Давыдченков ко всем во взводе относился ровно, он каждого жалел, но если погибал к тому же настоящий разведчик, то Давыдченков прежде всего задумывался о том, с кем ему идти в очередной поиск. Паши Осипова нет, вычеркнут его штабные писаря из списков взвода, ребята еще некоторое время будут помнить, какой был Паша, как говорил, как ходил, а потом время сотрет и эту память — возникнут другие дела, другие парни появятся, некоторые и совсем ничего не успеют по себе оставить. Тот же, к примеру, Попов — первый его поиск оказался и последним. Война есть война. У Паши Осипова в далеком тылу есть жена, есть маленькая дочка. Но по молодости своей Давыдченков считал достойной только мужскую память, в которую только и верил, хотя еще и не испытал ее в своей короткой жизни.

— Какую штуку выкидывает война, — задумчиво произнес он, чиркая спичкой. — Ты помнишь Пашин разговор? Он вроде шутил, а ведь получилось всерьез.

— Ты о чем?

— Помнишь, он как-то просил, что если случится с ним беда, так чтоб не оставили его в поле, похоронили. Место просил приметить. Мы еще тогда смеялись: «Чудишь, Пашка!» Все боялся вроде, как бы ему без могилы не остаться. А ведь смотри — так и получилось.

— Да, действительно, — протянул задумчиво Пинчук. — Была у него эта блажь.

— Почему блажь? — спросил настороженно Давыдченков. — По-моему, нормальное желание.

— Смотри-ка, — Пинчук немного отстранился и с улыбкой оглядел Давыдченкова, — черные мыслишки бегают в голове?

— Черные не черные, — вздохнул Давыдченков, — только, как говорят, все под верховным ходим.

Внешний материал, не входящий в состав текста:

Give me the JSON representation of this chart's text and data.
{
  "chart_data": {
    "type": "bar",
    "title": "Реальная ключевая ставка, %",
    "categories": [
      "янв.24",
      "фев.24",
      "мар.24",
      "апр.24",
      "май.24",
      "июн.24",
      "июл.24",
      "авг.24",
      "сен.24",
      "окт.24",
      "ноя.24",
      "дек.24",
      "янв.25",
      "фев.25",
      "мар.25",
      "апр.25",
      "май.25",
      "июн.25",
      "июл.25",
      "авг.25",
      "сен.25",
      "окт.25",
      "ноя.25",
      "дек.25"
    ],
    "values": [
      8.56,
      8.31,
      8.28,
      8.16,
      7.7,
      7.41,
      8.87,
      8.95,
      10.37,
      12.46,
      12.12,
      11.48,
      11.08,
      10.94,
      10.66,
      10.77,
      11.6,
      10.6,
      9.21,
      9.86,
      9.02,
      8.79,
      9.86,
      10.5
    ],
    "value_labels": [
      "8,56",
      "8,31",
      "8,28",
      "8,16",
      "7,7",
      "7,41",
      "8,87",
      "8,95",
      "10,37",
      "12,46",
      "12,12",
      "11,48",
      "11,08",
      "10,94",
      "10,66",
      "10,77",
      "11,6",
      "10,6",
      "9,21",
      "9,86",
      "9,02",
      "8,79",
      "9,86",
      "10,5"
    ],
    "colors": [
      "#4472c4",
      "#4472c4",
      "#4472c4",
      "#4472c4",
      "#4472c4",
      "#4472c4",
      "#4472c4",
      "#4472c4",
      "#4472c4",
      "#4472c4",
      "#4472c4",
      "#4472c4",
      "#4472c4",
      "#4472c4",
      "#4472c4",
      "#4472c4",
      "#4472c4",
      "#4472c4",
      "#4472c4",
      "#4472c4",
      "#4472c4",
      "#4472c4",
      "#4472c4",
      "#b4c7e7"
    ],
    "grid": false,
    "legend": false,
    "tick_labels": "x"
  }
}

Уж если тебя не стало, так хоть пусть курганчик о тебе напоминает: жил такой-то, воевал, погиб тогда-то… Человек, глядишь, остановится…

— Слезу прольет, — вставил быстро Пинчук.

Давыдченков махнул рукой.

— Да ну тебя! Ты или не хочешь разговаривать, или притворяешься, будто не понимаешь. Про слезу, учти, это ты сказал, а не я.

— Ладно, извини, — кивнул Пинчук. — Мне просто захотелось поскорее узнать твое конечное желание. Итак, человек остановится…

Давыдченков помолчал.

— Я сам не знаю толком, чего хочу, — сказал он нерешительно. — Я понимаю: память в мировом масштабе потомков там и прочее, я понимаю, что это распрекрасно и необходимо. Но знаешь, Леха, я хотел бы, чтобы вот прошел человек мимо курганчика и задумался: вот, мол, я живу, а этот парень погиб, а мог бы тоже жить. Чтобы ему хоть чуточку грустно стало. И совсем не обязательно, чтобы он произносил какие-то громкие слова, сделав при этом постную рожу, но чтобы настроение у него, пусть хоть не намного, испортилось.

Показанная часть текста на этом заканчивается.